Drupal's core architecture includes a hook system, Entity API, and a database abstraction layer supporting engines such as MySQL, MariaDB, PostgreSQL, and SQLite. It uses templating and rendering subsystems comparable to Twig (template engine) used in Symfony (software). Key components are modules, themes, distributions, and profiles; prominent contributed modules and projects have included integrations with OAuth, OpenID Connect, Solr (search platform), Elasticsearch, Redis, and Memcached. The platform supports front-end frameworks and headless architectures integrating with React (web framework), Angular (web framework), Vue.js, and Gatsby (software), and interoperates with identity providers like Okta and Auth0.
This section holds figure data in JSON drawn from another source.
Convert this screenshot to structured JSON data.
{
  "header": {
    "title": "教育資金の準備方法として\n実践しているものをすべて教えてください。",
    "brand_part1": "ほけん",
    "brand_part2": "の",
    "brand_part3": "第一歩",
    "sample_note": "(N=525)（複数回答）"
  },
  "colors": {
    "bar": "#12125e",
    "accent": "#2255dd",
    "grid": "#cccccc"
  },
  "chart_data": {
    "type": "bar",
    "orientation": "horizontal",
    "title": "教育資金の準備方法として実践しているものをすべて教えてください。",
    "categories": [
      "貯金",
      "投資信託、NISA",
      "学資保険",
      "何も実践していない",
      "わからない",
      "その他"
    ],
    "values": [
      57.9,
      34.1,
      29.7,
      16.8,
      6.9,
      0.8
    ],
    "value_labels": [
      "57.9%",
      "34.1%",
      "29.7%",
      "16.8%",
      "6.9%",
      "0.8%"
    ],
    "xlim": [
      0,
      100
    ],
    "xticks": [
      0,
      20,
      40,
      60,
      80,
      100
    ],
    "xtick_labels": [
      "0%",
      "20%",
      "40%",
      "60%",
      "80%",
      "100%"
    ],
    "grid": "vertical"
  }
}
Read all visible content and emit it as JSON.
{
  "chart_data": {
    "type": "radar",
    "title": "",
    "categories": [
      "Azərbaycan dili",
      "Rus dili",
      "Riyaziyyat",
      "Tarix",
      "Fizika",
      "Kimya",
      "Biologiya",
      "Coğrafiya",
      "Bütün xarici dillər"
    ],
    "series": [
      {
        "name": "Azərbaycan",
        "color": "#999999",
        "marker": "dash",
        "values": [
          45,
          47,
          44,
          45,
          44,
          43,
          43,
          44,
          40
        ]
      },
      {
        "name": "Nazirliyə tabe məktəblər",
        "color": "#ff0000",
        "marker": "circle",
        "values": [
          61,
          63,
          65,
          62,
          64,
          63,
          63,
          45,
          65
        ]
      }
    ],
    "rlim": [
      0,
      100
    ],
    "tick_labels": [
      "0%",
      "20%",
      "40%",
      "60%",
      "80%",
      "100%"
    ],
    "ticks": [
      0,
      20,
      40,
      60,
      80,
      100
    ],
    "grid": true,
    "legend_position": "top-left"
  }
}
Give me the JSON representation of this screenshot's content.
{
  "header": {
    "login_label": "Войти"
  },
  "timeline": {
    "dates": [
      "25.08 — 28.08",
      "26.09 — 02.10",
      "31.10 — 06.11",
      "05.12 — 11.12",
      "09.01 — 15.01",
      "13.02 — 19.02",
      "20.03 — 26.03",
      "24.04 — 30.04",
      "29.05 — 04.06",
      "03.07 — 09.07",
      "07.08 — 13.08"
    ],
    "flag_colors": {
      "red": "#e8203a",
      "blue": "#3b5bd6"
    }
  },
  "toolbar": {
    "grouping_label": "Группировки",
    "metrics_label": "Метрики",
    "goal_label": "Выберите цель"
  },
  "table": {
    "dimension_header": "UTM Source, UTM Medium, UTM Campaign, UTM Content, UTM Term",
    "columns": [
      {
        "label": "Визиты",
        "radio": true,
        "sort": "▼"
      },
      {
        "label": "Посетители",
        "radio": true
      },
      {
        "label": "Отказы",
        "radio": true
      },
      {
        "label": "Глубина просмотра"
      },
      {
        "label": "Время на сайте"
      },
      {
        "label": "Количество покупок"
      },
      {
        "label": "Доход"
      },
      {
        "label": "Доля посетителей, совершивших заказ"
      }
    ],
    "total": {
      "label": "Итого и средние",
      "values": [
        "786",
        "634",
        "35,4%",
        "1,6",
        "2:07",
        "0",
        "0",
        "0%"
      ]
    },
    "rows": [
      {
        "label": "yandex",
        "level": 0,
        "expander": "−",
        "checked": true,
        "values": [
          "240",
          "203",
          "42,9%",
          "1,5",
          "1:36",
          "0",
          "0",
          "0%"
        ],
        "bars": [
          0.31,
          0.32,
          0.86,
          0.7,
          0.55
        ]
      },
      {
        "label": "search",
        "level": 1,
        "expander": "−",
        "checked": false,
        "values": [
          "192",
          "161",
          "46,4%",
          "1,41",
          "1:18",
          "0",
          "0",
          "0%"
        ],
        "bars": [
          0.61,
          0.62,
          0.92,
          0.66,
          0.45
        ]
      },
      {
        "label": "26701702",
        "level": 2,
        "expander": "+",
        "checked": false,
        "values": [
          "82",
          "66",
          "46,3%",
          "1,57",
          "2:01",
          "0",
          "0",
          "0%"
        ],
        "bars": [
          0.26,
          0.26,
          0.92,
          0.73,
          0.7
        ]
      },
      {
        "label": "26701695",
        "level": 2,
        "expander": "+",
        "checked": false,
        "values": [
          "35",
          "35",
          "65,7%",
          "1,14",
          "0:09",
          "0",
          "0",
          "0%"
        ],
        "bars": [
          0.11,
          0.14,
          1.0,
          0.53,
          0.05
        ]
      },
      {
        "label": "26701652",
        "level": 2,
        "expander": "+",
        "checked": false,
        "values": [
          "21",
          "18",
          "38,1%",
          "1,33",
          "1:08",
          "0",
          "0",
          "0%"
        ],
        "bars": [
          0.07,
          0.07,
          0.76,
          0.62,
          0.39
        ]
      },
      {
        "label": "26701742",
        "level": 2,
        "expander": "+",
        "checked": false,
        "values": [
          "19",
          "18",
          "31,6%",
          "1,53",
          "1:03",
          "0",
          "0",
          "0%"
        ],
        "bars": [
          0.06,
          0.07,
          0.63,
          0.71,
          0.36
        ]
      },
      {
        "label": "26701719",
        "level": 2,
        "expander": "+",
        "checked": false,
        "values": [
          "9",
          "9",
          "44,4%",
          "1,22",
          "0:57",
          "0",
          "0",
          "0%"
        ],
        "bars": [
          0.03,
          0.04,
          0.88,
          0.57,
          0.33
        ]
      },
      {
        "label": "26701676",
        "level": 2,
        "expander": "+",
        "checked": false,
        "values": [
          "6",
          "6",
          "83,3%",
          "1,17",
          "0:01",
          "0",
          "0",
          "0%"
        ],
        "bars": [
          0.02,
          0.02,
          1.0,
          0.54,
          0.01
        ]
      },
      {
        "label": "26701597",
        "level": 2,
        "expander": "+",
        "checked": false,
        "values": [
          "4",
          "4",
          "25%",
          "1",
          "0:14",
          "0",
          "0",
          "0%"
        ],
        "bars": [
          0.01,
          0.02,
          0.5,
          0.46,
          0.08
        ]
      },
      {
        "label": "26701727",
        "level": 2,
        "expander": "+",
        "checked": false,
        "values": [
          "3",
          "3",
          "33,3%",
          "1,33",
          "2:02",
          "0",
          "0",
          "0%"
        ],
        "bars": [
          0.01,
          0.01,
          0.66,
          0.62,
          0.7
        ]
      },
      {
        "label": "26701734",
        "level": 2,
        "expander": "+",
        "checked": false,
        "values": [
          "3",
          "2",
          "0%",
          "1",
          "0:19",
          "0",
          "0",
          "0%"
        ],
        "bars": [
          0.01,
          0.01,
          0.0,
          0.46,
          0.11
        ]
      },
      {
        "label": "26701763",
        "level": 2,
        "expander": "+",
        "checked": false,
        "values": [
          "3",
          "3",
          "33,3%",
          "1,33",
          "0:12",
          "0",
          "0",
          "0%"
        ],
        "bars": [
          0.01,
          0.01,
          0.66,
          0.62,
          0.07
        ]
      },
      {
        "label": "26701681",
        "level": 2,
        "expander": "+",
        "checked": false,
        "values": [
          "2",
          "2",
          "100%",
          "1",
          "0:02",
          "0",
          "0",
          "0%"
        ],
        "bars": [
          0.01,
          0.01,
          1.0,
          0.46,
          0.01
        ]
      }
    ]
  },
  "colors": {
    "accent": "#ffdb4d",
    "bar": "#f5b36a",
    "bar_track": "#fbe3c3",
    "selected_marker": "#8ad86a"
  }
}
Features and Functionality

Drupal offers role-based access control, multilingual capabilities, and workflow engines used by institutions such as United Nations, NATO, and European Parliament. Content modeling features support complex entity relationships similar to solutions from Contentful, Strapi, and Sanity (company). Media handling integrates with storage providers including Google Drive, Dropbox, and Box (company), and supports digital asset management practices found at BBC, The New York Times Company, and The Guardian for editorial workflows. Accessibility, SEO, and analytics integrations commonly interface with Google Analytics, Matomo, and Adobe Analytics.

Security and Performance

Security governance includes advisories and coordinated disclosure channels analogous to practices by CERT Coordination Center, US-CERT, OWASP, and SANS Institute. Drupal deployments often use web application firewalls from Cloudflare, Akamai Technologies, and F5 Networks, and adopt hardening guidelines similar to those published by National Institute of Standards and Technology, CIS (Center for Internet Security), and ENISA. Performance tuning commonly involves PHP optimizers such as Opcache (PHP), caching layers with Varnish (HTTP accelerator), and CDN providers like Fastly, CloudFront, and Akamai Technologies; load testing and scalability practices borrow methods used by Facebook, Twitter, and Netflix.

Community and Governance

The Drupal community comprises contributors, maintainers, and organizations participating in code sprints, issue queues, and local meetups. Governance structures involve the Drupal Association and elected working groups, with community events such as DrupalCon and training run by agencies like Acquia, Inc., Lullabot, and Phase2 Technology. The ecosystem overlaps with standards and tooling communities at GitHub, GitLab, Composer (software), Packagist, and package management practices influenced by PEAR. Corporate contributors include Microsoft, Google, Amazon, IBM, and Red Hat.

Adoption and Use Cases

Use cases span government portals, higher education sites, media outlets, and commerce platforms. Notable project contexts include deployments for institutions like The White House (Executive Residence), European Commission, Harvard University, Oxford University Press, MIT, Stanford University, Smithsonian Institution, World Health Organization, UNICEF, and corporations such as Pfizer and Johnson & Johnson. Drupal is used in headless setups for single-page applications at organizations running Spotify, Airbnb, and Uber-style microservices architectures, and in e-commerce integrations alongside platforms like Magento (software), Shopify, and Stripe (company).